問題描述
我正在嘗試使用 multiprocessing.Pool
處理 tar 文件的內容.我能夠在多處理模塊中成功使用 ThreadPool 實現,但希望能夠使用進程而不是線程,因為它可能會更快并消除為 Matplotlib 處理多線程環境所做的一些更改.我收到一個錯誤,我懷疑與進程不共享地址空間有關,但我不確定如何修復它:
I'm trying to process the contents of a tarfile using multiprocessing.Pool
. I'm able to successfully use the ThreadPool implementation within the multiprocessing module, but would like to be able to use processes instead of threads as it would possibly be faster and eliminate some changes made for Matplotlib to handle the multithreaded environment.

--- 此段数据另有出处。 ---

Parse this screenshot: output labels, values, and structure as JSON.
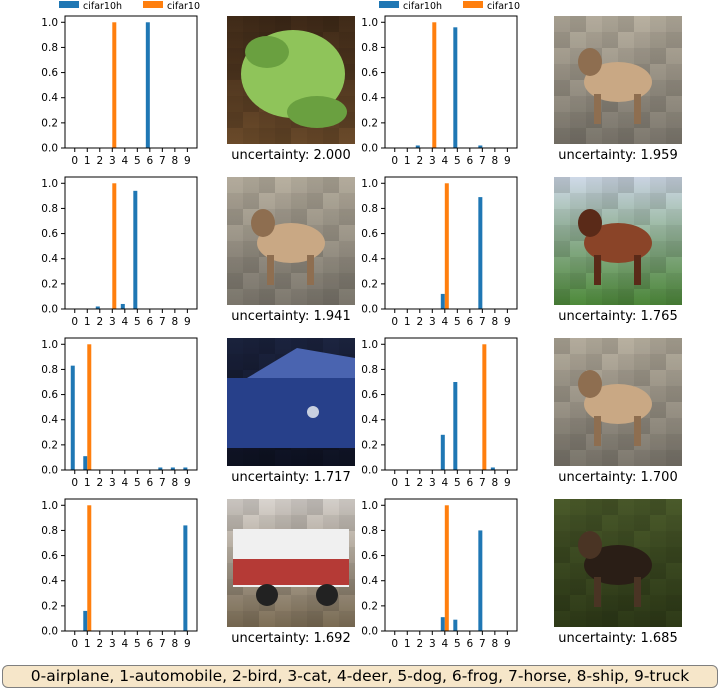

I'm getting an error that I suspect is related to processes not sharing address space, but I'm not sure how to fix it:
Traceback (most recent call last):
File "test_tarfile.py", line 32, in <module>
test_multiproc()
File "test_tarfile.py", line 24, in test_multiproc
pool.map(read_file, files)
File "/ldata/whitcomb/epd-7.1-2-rh5-x86_64/lib/python2.7/multiprocessing/pool.py", line 225, in map
return self.map_async(func, iterable, chunksize).get()
File "/ldata/whitcomb/epd-7.1-2-rh5-x86_64/lib/python2.7/multiprocessing/pool.py", line 522, in get
raise self._value
ValueError: I/O operation on closed file
實際的程序更復雜,但這是我正在做的一個重現錯誤的示例:
The actual program is more complicated, but this is an example of what I'm doing that reproduces the error:
from multiprocessing.pool import ThreadPool, Pool
import StringIO
import tarfile
def write_tar():
tar = tarfile.open('test.tar', 'w')
contents = 'line1'
info = tarfile.TarInfo('file1.txt')
info.size = len(contents)
tar.addfile(info, StringIO.StringIO(contents))
tar.close()
def test_multithread():
tar = tarfile.open('test.tar')
files = [tar.extractfile(member) for member in tar.getmembers()]
pool = ThreadPool(processes=1)
pool.map(read_file, files)
tar.close()
def test_multiproc():
tar = tarfile.open('test.tar')
files = [tar.extractfile(member) for member in tar.getmembers()]
pool = Pool(processes=1)
pool.map(read_file, files)
tar.close()
def read_file(f):
print f.read()
write_tar()
test_multithread()
test_multiproc()
我懷疑當 TarInfo
對象被傳遞到另一個進程但父 TarFile
不是時出現問題,但我不確定如何修復它在多進程情況下.我可以在不必從 tarball 中提取文件并將它們寫入磁盤的情況下執行此操作嗎?
I suspect that the something's wrong when the TarInfo
object is passed into the other process but the parent TarFile
is not, but I'm not sure how to fix it in the multiprocess case. Can I do this without having to extract files from the tarball and write them to disk?
推薦答案
您沒有將 TarInfo
對象傳遞給其他進程,而是將 tar.extractfile 的結果傳遞給其他進程(member)
進入另一個進程,其中 member
是一個 TarInfo
對象.extractfile(...)
方法返回一個類似文件的對象,其中包括一個 read()
方法,該方法對您打開的原始 tar 文件進行操作tar = tarfile.open('test.tar')
.
You're not passing a TarInfo
object into the other process, you're passing the result of tar.extractfile(member)
into the other process where member
is a TarInfo
object. The extractfile(...)
method returns a file-like object which has, among other things, a read()
method which operates upon the original tar file you opened with tar = tarfile.open('test.tar')
.
但是,您不能在另一個進程中使用來自一個進程的打開文件,您必須重新打開該文件.我用這個替換了你的 test_multiproc()
:
However, you can't use an open file from one process in another process, you have to re-open the file. I replaced your test_multiproc()
with this:
def test_multiproc():
tar = tarfile.open('test.tar')
files = [name for name in tar.getnames()]
pool = Pool(processes=1)
result = pool.map(read_file2, files)
tar.close()
并添加了這個:
def read_file2(name):
t2 = tarfile.open('test.tar')
print t2.extractfile(name).read()
t2.close()
并且能夠讓您的代碼正常工作.
and was able to get your code working.
這篇關于如何使用 Python 多處理池處理 tarfile?的文章就介紹到這了,希望我們推薦的答案對大家有所幫助,也希望大家多多支持html5模板網!